Black Obama   Time Magazine and the LA Times, among others, posed the daunting question in February 2007, long before the junior senator from Illinois tossed his hat into the presidential ring, “Is Obama Black Enough?”  The Time article concluded with the puzzling observation that “Barack Obama’s real problem isn’t that he’s too white–it’s that he’s too black.”

Granted, the biracial Obama wasn’t as black as 50 Cent or Michelle Obama but so what?  Too black, too white, whatever. 

The questions Time and others should have been asking were, Why in God’s holy name was this guy, Barack Hussein Obama, even being considered as “presidential material” after barely a year on the national stage?   Why was a woefully inexperienced and untested individual being lionized by the MSM and touted as a possible nominee for the Democrat Party’s next entry into the presidential sweepstakes? 

And, the most obvious unasked questions of all, Was Obama in fact being considered precisely because he was (partially) black and because he represented the best shot people of color had to win the presidency?  Did his fans view his election as a way to finally and definitively expiate their nagging white guilt? 

If Obama were to be nominated simply because of the color of his skin and not the content of his character, his qualifications and suitability for the presidency of the United States, wouldn’t that be termed racist in Martin Luther King Jr.’s lexicon? 

The very reverend Al Sharpton and Jesse Jackson would later question Obama’s black identity and credentials but at least Joe Biden accepted him for what he was, even if he was the “first mainstream African-American who is articulate and bright and clean and a nice-looking guy.”

Wouldn’t it also be racist and blatantly discriminatory to favor any particular group or groups for special treatment because of their color?

Two years after Obama’s election, black bloggers and journalists “were invited to the White House on Monday for a half-day of policy briefings by the president’s advisers. . . the first half of their briefings was to be on background, meaning they could report any information they learned but not attribute it to any specific official; the second half was off the record entirely.”

Valerie Jarrett says busy  The sitdown with Valerie Jarrett and the president himself didn’t exactly work out that way.  Nor did the MSM even mention it in advance, possibly because some people, quite a number of people actually, might wonder why any White House meeting would be segregated with only blacks invited in Obama’s post-racial world.

There was no word on whether the president would conduct a whites-only policy briefing, the chances of which would be the equivalent of Obama declaring war on Canada.

In any event, according to the New York Times, the black journalists and bloggers from Essence and BET and “felt unbound by the ground rules” of the off-the-record chatfest.

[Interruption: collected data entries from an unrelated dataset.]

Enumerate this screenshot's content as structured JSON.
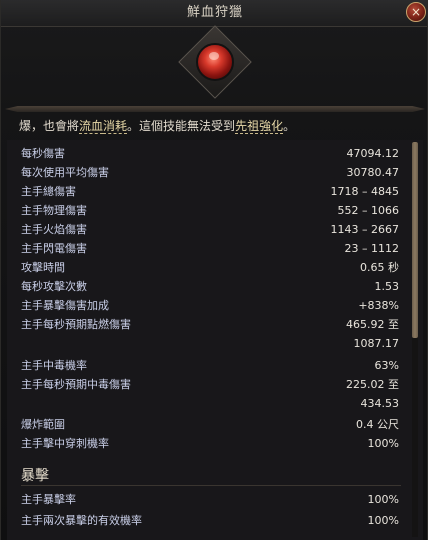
{
  "window": {
    "title": "鮮血狩獵",
    "close_symbol": "×"
  },
  "description": {
    "prefix": "爆，也會將",
    "key1": "流血",
    "mid1": "",
    "key2": "消耗",
    "mid2": "。這個技能無法受到",
    "key3": "先祖強化",
    "suffix": "。"
  },
  "stats": [
    {
      "label": "每秒傷害",
      "value": "47094.12"
    },
    {
      "label": "每次使用平均傷害",
      "value": "30780.47"
    },
    {
      "label": "主手總傷害",
      "value": "1718 – 4845"
    },
    {
      "label": "主手物理傷害",
      "value": "552 – 1066"
    },
    {
      "label": "主手火焰傷害",
      "value": "1143 – 2667"
    },
    {
      "label": "主手閃電傷害",
      "value": "23 – 1112"
    },
    {
      "label": "攻擊時間",
      "value": "0.65 秒"
    },
    {
      "label": "每秒攻擊次數",
      "value": "1.53"
    },
    {
      "label": "主手暴擊傷害加成",
      "value": "+838%"
    },
    {
      "label": "主手每秒預期點燃傷害",
      "value": "465.92 至",
      "value2": "1087.17"
    },
    {
      "label": "主手中毒機率",
      "value": "63%"
    },
    {
      "label": "主手每秒預期中毒傷害",
      "value": "225.02 至",
      "value2": "434.53"
    },
    {
      "label": "爆炸範圍",
      "value": "0.4 公尺"
    },
    {
      "label": "主手擊中穿刺機率",
      "value": "100%"
    }
  ],
  "crit_section": {
    "title": "暴擊",
    "stats": [
      {
        "label": "主手暴擊率",
        "value": "100%"
      },
      {
        "label": "主手兩次暴擊的有效機率",
        "value": "100%"
      }
    ]
  }
}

ConcreteLoop posted a video clip of Obama:  ”In it the president stressed the importance of White House outreach to black media, especially blogs with large black followings. . . [and said] It allows us to reach audiences that may not be watching ‘Meet the Press’ –not that there’s anything wrong with ‘Meet the Press.’ I’m just saying that, you know, it might be a different demographic:”

Riiight.  The black demographic without which John McCain would be president.

Perhaps Obama wanted to quell before November 2 any further rumors that he was not black enough so that his black constituency gets to the polls next month? 

Ms. Jarrett promised “more meetings with black bloggers.”  No meetings were promised for white or integrated bloggers.  Maybe they will be held after that war with Canada.